Fig 4-32    Pitot tube drain blocked followed by ram air port at 10,000 feet and at a true airspeed of 130 knots.

Suppose an aircraft is flying at 10,000 feet and is at a true airspeed of 130 knots. The Pitot tube drain then becomes blocked, followed by the ram air port (Fig 4-32). Since the static port remains unobstructed, there is no effect in either the VSI or altimeter. If the aircraft maintains altitude the pilot will not notice any changes in the airspeed indicator even if airspeed changes the airspeed. In this situation, because the air in the Pitot tube chamber is trapped, the pressure (21.18 inHg) will remain the same in this chamber regardless of any airspeed for altitude change. Since the airspeed indicator measures the difference in pressure between the air in this chamber and the static air line, the airspeed indicator will now move when altitude changes because the static pressure will change with altitude.

Fig 4-33    Aircraft climbs 500 feet and maintains airspeed.

Let's see what happens when the aircraft climbs 500 feet to 10,500 feet (Fig 4-33). Because the static air pressure decreases with altitude the airspeed indicator will be measuring a greater difference in pressure (21.18 inHg of the chamber and 20.18 inHg of the static air line). The resulting difference of 1.00 inHg corresponds now to approximately 145 knots instead of what it should be showing (110 knots). Looking at the reference system we can confirm that at the correct difference: q_c = P_T - P = 20.77 - 20.18 = 0.59 inHg, the indicated airspeed should be 110 knots (see chart 2-3).
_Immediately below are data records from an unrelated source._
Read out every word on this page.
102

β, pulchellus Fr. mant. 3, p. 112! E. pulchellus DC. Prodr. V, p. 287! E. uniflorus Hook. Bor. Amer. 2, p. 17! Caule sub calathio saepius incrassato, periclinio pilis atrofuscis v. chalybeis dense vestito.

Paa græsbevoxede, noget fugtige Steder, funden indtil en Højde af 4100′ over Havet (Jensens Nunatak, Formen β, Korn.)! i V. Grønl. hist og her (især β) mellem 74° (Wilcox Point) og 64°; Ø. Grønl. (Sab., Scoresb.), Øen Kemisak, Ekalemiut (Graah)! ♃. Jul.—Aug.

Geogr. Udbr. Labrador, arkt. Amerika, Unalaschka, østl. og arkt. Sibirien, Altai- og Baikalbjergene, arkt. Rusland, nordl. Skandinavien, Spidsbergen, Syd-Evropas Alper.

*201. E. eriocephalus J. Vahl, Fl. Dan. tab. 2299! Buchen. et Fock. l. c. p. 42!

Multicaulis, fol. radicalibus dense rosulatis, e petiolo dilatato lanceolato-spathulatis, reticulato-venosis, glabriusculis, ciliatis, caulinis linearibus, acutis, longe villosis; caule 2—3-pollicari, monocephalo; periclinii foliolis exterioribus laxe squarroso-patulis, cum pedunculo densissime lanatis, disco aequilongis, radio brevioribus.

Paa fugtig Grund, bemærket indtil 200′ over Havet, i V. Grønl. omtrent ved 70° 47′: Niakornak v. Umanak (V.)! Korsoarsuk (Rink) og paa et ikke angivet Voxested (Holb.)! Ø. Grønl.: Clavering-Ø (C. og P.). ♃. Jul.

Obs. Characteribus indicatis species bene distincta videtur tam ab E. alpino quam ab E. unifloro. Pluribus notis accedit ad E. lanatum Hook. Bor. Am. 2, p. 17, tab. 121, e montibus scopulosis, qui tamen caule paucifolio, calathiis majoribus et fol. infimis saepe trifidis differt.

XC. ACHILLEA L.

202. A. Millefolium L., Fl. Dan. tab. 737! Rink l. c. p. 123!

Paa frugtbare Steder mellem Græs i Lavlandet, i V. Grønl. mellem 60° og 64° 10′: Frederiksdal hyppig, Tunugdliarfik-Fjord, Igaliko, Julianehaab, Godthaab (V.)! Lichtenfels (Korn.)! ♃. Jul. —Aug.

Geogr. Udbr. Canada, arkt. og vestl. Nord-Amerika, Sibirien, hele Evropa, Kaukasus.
In other words, in just 500 feet, the difference in airspeed is 35 knots (assuming that true airspeed of the aircraft has not changed, which it hasn't in this example). Notice how the direction in which the airspeed changes is in the opposite direction of scenarios 1a, 1b, 1c and 3a. This is why this situation may be particularly dangerous. Pilots are used to having their airspeeds decrease when pulling back on the yoke which usually results in an increase in altitude. Here the pilot may pull back on the yoke and since the airspeed indicator would show an increase in airspeed, the pilot may pull the yoke back even further. This may lead the aircraft into a stall or loss of control before the pilot recognizes there's a problem, quickly!

Fig 4-34    Aircraft descends 1000 feet and maintains airspeed.
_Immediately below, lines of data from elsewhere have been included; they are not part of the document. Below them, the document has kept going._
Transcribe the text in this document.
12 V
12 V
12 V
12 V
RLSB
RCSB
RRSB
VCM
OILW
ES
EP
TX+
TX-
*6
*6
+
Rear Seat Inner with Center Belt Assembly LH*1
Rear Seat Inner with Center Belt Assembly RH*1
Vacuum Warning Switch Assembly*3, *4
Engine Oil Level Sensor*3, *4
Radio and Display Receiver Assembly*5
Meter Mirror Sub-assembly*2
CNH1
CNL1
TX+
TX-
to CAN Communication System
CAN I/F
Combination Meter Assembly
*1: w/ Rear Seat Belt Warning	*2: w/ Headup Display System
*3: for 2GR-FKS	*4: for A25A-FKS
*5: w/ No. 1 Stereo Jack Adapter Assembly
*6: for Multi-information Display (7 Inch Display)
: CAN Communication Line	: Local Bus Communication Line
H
Here we have the aircraft descending from 10,500 to 9,500 feet (Fig 4-34). As expected, the indicated airspeed decreases. It is said that in this type of blockage situation the airspeed indicator will have an altimeter like behavior. In other words the indication will rise if the altitude increases and will lower if the altitude decreases. Notice that the difference between the air pressure in the Pitot tube chamber (21.18 inHg) and the static air line (20.98inHg) which is now greater, is 0.20 inHg. 65 knots (see chart 2-3) is the indicated airspeed that corresponds to that difference in pressure. Here the altitude of 500 feet below the altitude at which the blockage occurred produces a difference of 45 knots (once again, assuming that true airspeed of the aircraft has not changed, which it hasn't in this example). One of the dangers here is that the pilot sees a decrease in airspeed, pushes the yoke even more forward causing the aircraft to descend more which makes the indication of the airspeed indicator decrease further. The aircraft can easily overspeed, lose control or crash in the terrain below if the pilot does not recognise the problem.

Fig 4-35    Aircraft maintains altitude and increases airspeed by 10 knots.
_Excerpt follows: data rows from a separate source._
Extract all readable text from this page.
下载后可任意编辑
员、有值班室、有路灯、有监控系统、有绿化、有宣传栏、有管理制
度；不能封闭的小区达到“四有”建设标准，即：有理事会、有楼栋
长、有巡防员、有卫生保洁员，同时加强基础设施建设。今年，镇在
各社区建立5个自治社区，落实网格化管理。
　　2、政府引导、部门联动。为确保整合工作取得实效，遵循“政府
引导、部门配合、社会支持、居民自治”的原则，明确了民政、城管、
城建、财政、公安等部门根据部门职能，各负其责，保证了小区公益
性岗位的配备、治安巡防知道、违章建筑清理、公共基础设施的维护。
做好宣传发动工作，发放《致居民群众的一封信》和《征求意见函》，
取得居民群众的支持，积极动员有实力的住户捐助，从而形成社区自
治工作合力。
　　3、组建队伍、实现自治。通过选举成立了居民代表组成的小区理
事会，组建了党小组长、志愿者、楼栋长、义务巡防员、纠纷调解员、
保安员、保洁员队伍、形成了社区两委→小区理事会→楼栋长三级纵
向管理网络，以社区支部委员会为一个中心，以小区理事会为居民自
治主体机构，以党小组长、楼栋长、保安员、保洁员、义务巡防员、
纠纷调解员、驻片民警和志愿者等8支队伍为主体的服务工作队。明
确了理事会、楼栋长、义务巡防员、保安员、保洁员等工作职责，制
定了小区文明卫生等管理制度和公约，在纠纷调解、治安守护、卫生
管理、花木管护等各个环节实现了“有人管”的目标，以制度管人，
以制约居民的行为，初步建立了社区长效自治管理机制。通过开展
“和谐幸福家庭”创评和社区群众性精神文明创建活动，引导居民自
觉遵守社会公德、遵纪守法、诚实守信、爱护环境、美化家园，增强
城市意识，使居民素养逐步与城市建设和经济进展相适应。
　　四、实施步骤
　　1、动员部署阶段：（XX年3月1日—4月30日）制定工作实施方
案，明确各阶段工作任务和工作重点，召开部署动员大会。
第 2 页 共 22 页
If the aircraft maintains altitude and increases its true airspeed to 140 knots there is absolutely no effect in the airspeed indicator (Fig 4-35) since airspeed has no effect when the ram air is blocked.

Fig 4-36    Aircraft climbs 2000 feet and reduces true airspeed by 80 knots.

Here in figure 3-36 we have what may happen if the pilot were to pull back on the yoke (causing a climb) in attempt to slow down the aircraft. The true airspeed could slow down to 60 knots as the aircraft climbs to 11,500 feet while the pilot would see an indication of 190 knots instead of the correct indication (see reference system) of 50 knots. The 190 knots (see chart 2-3) corresponds to the difference in pressure of 1.77 inHg between the Pitot tube chamber (21.18 inHg) and the static air line (19.41 inHg).

If the static port also gets blocked this scenario becomes scenario 1d and the airspeed indicator, VSI and altimeter will freeze at their current indications.